Building model infrastructure
Integrative Imaging Informatics for Cancer Research: Workflow Automation for Neuro-Oncology
(3CR-WANO). Journal of Clinical Oncology Clinical Cancer Informatics, 2023 [[4]].
Precision Oncology Core Data Model to Support Clinical Genomics Decision Making. Journal
of Clinical Oncology Clinical Cancer Informatics, 2023 [[5]].
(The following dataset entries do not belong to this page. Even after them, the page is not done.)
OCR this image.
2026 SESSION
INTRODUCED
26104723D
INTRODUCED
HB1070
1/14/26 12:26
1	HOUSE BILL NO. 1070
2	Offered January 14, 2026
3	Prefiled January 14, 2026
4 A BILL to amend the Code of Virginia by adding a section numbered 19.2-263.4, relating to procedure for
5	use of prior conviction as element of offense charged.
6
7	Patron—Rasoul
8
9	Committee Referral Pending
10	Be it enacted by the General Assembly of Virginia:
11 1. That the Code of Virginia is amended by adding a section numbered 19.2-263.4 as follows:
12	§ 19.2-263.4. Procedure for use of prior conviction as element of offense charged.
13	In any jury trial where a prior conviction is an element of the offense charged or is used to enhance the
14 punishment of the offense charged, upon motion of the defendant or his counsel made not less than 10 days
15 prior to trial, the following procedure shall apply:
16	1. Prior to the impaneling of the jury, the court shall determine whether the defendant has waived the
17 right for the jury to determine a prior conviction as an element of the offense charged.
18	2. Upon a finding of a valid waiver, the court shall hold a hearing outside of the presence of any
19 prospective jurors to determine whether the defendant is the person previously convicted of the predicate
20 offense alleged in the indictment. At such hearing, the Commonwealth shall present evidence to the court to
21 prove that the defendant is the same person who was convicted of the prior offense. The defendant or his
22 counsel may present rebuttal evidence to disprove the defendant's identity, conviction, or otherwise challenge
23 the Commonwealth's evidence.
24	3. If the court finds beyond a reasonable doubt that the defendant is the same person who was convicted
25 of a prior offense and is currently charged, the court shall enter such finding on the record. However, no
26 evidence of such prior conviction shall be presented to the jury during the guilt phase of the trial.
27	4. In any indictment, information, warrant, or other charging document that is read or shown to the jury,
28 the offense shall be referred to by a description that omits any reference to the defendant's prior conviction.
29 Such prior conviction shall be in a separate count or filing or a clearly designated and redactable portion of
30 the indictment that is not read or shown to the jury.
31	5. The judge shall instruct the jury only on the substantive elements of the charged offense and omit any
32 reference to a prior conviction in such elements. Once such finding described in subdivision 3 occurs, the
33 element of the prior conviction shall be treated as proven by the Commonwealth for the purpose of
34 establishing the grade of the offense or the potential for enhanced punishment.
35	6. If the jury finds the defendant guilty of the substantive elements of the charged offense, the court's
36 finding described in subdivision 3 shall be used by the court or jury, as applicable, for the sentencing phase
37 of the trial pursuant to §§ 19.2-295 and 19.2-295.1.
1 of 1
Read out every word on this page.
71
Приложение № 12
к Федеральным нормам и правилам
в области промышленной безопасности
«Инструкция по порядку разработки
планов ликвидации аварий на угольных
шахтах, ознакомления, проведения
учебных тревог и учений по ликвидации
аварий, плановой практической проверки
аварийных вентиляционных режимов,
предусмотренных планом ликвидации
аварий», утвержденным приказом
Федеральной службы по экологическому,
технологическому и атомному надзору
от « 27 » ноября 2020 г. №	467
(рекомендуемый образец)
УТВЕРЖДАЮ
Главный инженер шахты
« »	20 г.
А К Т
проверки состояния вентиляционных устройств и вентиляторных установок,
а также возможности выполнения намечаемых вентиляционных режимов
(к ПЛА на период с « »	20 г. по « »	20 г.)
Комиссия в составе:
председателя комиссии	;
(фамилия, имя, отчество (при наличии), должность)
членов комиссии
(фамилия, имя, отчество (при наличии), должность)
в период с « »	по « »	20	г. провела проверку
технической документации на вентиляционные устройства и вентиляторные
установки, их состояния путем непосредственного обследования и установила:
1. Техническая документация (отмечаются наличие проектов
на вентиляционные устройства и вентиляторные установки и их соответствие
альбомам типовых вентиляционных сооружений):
The Childhood Cancer Data Initiative: Using the Power of Data to Learn from and Improve
Outcomes for Every Child and Young Adult with Pediatric Cancer, Journal of Clinical
Oncology, 2023 [[6]].
Prospective validation of machine learning models
Prospective implementation of AI-assisted screen reading to improve early detection
of breast cancer. Nature Medicine, 2023 [[7]].
Screening for extranodal extension in HPV-associated oropharyngeal carcinoma: Evaluation
of a CT-based deep learning algorithm in patient data from a multicenter, randomized
de-escalation trial. Lancet Digital Health, 2023 [[8]].
AI models focused on diagnosis of malignancy
Artificial-intelligence-based molecular classification of diffuse gliomas using rapid,
label-free optimal imaging. Nature Medicine, 2023 [[9]].
A reinforcement learning model for AI-based decision support in skin cancer. Nature
Medicine, 2023 [[10]].
Federated Learning
Federated Learning for Predicting Histological Response to Neoadjuvant Chemotherapy
in Triple-Negative Breast Cancer. Nature Medicine, 2023 [[11]].
4. Conclusion
The best papers for cancer informatics present promising frameworks and applications
for novel informatics infrastructure and artificial intelligence applications in cancer
care. We were pleased to see an emphasis on prospective applications of artificial
intelligence beginning to be represented.